Ce qui suit est le texte de propositions auquel j'ai contribué, avec trois autres personnes, dans le cadre de notre participation aux auditions de la Commission Consultative de la Réforme de la Constitution.
Contribution citoyenne collective au débat sur la réforme constitutionnelle
Avril 2011
Nous avons été invités par la commission chargée de la révision de la constitution pour y donner notre avis.
En acceptant cette invitation, nous étions conscients de prime abord de nos limitations techniques et juridiques.
Si les instances qui ont fait leurs propositions à la dite commission (partis, syndicats, association, ONG…) disposent en leur sein des compétences capables de traduire des idées de fond par des recommandations directes sur le texte de la constitution, nous étions, nous autres, invités à titre intuiti-personae, en tant que jeunes citoyens.
Jeunes nous le sommes assurément, Jeunes plus pour longtemps, certainement.
Nous pensons notamment à d’autres jeunes, à travers le mouvement du #20fev, sans lesquels nous n’aurions certainement pas eu à écrire cette contribution.
Notre participation, dans ce cadre, ne se veut pas une savante contribution à cette commission (nous n’en avons ni la volonté, ni la compétence, encore moins la prétention), mais plutôt comme une expression des ambitions que nous nourrissons individuellement et collectivement pour le futur de notre pays.
Notre participation ne s’inscrit pas non plus dans une démarche de légitimisation de cette commission ni de sa décrédibilisation.
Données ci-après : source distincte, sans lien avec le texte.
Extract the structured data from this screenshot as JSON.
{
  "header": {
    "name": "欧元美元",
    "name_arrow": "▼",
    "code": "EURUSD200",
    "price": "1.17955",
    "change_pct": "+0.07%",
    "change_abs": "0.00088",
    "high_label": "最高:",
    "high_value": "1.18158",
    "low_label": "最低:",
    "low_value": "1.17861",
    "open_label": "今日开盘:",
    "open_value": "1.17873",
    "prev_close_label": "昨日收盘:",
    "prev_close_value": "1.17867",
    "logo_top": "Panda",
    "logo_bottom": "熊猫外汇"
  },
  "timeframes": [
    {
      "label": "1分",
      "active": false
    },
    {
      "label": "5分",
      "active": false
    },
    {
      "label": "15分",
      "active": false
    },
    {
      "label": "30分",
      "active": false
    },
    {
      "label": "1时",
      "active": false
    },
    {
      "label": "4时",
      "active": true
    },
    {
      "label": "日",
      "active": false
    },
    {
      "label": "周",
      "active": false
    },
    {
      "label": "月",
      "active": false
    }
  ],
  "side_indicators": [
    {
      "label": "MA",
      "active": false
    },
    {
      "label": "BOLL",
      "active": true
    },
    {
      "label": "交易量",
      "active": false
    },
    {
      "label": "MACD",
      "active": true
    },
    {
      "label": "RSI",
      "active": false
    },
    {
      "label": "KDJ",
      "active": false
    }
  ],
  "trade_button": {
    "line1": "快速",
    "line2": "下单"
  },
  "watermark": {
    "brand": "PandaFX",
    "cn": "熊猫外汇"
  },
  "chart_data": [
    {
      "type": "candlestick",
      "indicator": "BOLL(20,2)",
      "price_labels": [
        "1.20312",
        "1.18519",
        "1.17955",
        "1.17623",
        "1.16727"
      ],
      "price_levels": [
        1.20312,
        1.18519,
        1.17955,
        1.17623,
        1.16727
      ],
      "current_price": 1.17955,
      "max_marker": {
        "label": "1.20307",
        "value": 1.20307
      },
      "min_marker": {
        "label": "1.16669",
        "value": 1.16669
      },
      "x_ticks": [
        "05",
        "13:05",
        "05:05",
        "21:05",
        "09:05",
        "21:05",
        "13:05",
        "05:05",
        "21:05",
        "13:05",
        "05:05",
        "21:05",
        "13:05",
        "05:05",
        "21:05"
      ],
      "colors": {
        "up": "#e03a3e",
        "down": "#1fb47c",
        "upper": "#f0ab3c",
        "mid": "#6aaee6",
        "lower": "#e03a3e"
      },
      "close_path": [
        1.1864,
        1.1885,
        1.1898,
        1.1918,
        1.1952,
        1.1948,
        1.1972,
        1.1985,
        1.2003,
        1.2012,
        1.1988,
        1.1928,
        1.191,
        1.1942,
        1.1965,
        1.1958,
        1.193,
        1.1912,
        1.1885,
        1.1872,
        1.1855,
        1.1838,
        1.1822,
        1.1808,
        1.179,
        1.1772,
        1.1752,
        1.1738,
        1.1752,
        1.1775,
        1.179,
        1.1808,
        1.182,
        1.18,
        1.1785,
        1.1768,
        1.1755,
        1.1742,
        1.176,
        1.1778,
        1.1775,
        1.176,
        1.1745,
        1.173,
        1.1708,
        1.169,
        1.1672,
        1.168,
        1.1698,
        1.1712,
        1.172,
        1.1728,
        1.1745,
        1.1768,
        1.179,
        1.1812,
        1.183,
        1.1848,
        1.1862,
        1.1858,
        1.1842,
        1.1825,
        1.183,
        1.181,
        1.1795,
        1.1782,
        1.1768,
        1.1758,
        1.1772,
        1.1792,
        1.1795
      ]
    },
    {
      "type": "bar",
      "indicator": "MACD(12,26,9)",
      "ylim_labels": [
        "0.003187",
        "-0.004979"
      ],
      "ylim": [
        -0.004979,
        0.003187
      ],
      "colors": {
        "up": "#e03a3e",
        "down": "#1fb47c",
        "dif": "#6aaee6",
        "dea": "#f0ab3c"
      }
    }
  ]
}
Nous laissons aux acteurs politiques et associatifs le soin d’évaluer la méthodologie, d’y adhérer ou de la réfuter.
Notre participation se veut uniquement et exclusivement citoyenne, car nous pensons que la commission, en nous invitant, nous donne une occasion unique de nous exprimer en notre nom, âme et conscience, tout en espérant que d’autres partagent notre vision.
Ceci est un texte collaboratif et libre. Nous y mettons, à défaut de valeur ajoutée intellectuelle, une sincérité éthique.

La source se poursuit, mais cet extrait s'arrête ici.